When demand for labour is high, employers bid up the price of labour-they pay more in cash or benefits to attract staff from their competitors.
When demand for labour is low, employers simply re-nogotiate their contracts down to find the right equilibrium. Some workers may get temporarily less, but everyone still has a job. Everyone is still utilised and continues to pay some tax.
Unfortunately, in the western world at least, it is very difficult to lower remuneration packages once established. Regardless of the demand for labour employers have no opportunity to negotiate pay rates downwards.
Therefore, in order to avoid bankruptcy employers have no alternative but to sack staff.
A few workers maintain their pay and perks-the rest are on the scrapheap.
This means companies lose some of their investment in training workers making any recovery slower. The government loses tax revenues and must either cut services, print money (inflation)or raise taxes on those still employing and working, further retarding recovery.
Worst of all thousands of people rot on welfare, just like so many sub-standard tomatoes.
The cure for unemployment is glaringly obvious.
Get the government out of the labour market.
Let people buy and sell their labour like we buy and sell any other commodity.

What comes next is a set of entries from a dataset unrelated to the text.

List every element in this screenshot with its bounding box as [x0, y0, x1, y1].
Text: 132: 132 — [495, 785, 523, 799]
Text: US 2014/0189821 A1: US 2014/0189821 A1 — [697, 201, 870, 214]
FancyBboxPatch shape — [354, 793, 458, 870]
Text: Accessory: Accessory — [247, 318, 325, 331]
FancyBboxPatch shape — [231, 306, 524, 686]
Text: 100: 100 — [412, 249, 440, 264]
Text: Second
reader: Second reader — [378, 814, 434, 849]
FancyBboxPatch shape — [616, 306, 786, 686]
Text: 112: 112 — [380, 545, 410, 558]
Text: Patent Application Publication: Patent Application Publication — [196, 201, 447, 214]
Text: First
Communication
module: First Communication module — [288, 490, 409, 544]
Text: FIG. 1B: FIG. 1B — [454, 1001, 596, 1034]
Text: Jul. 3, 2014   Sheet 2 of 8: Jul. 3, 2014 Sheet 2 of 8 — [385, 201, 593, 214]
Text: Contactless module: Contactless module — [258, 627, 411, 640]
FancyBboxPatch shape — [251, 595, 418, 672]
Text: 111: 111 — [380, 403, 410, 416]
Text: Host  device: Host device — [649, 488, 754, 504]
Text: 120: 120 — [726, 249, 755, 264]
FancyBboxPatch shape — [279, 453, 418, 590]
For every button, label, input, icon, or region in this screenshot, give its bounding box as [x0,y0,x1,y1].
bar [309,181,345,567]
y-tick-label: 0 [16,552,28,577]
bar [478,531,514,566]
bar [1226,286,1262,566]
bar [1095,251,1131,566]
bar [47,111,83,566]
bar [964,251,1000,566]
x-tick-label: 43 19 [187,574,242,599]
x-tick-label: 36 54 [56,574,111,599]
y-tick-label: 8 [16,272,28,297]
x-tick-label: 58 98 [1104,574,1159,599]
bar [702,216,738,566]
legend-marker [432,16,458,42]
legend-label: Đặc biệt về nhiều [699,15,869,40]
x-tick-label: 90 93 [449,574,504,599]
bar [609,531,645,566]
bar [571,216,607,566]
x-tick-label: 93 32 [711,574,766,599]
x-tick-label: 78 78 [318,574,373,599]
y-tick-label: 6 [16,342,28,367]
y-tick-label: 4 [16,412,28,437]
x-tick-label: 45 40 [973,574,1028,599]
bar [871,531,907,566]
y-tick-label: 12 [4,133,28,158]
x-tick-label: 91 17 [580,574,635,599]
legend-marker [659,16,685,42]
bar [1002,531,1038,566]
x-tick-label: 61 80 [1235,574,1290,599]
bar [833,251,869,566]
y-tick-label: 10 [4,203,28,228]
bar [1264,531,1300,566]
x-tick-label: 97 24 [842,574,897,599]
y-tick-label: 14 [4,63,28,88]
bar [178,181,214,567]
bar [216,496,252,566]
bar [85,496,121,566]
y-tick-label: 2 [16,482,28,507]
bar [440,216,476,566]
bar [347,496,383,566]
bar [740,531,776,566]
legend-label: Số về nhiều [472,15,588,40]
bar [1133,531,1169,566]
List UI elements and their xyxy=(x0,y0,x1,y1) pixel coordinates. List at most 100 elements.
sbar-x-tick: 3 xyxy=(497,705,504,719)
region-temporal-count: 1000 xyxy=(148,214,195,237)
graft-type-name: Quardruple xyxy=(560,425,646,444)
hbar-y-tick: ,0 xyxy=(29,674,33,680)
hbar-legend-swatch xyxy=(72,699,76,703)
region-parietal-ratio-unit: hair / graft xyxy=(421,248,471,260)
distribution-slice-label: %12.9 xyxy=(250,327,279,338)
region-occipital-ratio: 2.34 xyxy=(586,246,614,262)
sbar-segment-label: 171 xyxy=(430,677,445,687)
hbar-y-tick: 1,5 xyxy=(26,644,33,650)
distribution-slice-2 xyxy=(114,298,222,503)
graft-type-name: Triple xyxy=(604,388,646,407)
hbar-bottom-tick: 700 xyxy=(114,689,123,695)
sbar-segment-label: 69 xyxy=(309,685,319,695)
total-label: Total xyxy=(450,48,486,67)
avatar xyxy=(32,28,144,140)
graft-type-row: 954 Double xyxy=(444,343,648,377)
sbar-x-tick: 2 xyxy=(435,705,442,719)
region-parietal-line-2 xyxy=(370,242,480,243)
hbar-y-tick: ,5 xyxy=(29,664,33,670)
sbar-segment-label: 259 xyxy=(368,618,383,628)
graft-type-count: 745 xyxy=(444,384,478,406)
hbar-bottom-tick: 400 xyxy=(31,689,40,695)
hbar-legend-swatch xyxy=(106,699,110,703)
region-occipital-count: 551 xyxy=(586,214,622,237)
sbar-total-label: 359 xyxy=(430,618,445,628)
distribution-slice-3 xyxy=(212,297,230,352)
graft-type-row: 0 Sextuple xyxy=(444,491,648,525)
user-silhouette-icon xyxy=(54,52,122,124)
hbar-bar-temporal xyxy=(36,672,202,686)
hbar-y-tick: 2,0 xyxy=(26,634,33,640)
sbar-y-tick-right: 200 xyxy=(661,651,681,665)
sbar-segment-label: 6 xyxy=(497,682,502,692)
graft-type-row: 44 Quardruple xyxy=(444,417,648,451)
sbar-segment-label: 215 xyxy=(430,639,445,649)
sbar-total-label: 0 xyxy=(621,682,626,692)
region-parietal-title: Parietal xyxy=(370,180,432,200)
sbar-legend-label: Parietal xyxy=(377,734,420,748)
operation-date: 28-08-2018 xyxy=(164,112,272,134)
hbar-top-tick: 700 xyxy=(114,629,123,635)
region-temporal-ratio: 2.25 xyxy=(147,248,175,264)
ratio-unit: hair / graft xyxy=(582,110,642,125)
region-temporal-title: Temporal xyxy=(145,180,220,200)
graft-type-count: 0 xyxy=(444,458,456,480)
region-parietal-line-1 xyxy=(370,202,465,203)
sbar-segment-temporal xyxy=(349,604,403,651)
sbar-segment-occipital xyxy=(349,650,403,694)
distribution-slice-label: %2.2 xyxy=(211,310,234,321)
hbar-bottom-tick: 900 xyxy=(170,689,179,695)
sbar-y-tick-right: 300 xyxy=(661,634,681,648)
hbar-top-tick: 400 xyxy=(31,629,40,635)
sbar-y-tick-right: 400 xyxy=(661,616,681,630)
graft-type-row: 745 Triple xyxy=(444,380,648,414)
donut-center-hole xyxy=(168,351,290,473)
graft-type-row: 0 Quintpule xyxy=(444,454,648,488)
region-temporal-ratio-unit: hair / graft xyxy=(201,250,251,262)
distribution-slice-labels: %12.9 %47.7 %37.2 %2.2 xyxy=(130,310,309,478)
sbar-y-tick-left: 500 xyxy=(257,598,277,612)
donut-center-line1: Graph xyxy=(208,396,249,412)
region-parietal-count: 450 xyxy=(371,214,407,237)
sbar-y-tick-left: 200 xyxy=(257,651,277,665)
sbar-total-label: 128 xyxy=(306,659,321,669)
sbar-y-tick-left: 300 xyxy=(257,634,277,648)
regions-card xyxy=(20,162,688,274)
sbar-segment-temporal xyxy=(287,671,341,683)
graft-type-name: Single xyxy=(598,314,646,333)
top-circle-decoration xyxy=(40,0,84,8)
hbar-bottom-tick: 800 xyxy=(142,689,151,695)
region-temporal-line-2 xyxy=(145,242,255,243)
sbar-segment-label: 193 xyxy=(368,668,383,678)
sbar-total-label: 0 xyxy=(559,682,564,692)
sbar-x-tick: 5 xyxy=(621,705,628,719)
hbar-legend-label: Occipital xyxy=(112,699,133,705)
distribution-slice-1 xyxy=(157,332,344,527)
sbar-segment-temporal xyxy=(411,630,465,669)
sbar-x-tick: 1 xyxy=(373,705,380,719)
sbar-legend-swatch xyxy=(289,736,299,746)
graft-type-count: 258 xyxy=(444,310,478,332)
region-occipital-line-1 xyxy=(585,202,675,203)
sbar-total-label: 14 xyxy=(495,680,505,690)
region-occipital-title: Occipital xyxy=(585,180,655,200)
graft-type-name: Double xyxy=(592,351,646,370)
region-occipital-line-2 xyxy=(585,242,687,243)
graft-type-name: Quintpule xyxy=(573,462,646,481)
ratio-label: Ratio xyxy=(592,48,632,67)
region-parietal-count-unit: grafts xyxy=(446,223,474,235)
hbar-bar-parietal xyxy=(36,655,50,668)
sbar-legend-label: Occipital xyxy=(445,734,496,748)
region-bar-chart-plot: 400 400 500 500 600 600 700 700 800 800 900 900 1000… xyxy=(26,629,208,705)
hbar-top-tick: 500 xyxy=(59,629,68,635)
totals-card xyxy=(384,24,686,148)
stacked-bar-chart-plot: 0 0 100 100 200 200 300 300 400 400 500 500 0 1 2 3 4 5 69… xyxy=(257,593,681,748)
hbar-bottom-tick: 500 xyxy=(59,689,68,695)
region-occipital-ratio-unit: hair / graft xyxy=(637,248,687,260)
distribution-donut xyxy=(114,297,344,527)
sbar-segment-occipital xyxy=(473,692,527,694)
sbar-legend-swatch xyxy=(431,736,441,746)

People are worth more than tomatoes, surely they deserve at least as much freedom?
4 Comments:
tomatoes don't have families to feed on a meeger salary...people do. most working(-class) families didn't paid a living wage (or even one that managed to keep up with inflatation) when times were supposedly good, its the fat cats and bankers who got paid too much and sucked us into this mess by giving loans to people who couldn't afford them (because they were paid badly...), lieing/"securitising" them and selling them off to unsuspecting victims, just to pump up their pay even more. you are right trev, inflated saleries (those ones that free-marketeers claimed were based on "merit", haha) caused this crisis and unemployment; just that you have the who, what, why and how wrong. as a result, there is no good solution to this other than, perhaps govt. spending, where you can employ people at fair wages and don't have to worry about bankruptcy or layoffs; admittedly debt is a problem but all the more reason for higher taxes on the rich during good times so they can't throw it all into ponzi schemes and when you don't have to worry about the possiblity of "further retarding recovery". however, i can tell you that weakening workers' protections when they're needed most to fix a problem caused by the same market fundamentalism that you hope will also solve it (?) certainly won't help.
Didn't read much of what i wrote, did you MZL?
i did read the whole post but i simply don't agree with your logic, as you completely ignore the massive class of working-poor. i simply think that wages, especially for the poor, shouldn't subject to radical ups and downs of the market. families need stability and its the state's role in ensure this. unemployment is best solved by state intervention and should be paid for by taxing unproductive wealth held by the rich that would either be thrown into get-rich-quick schemes (such as the Madoff ponzi affair), collect dust in a vault or spent on a mega-yaughts. on a personal note, i also think that referring to fellow citizens on welfare as rotting or "sub-standard tomatoes" is a cheap shot
Trev thinks workers are vegetables.
"People are worth more than tomatoes, surely they deserve at least as much freedom?"
'Freedom' as in free to be picked, packaged, squashed, canned, pureed and thrown in the dumpster after their use-by date.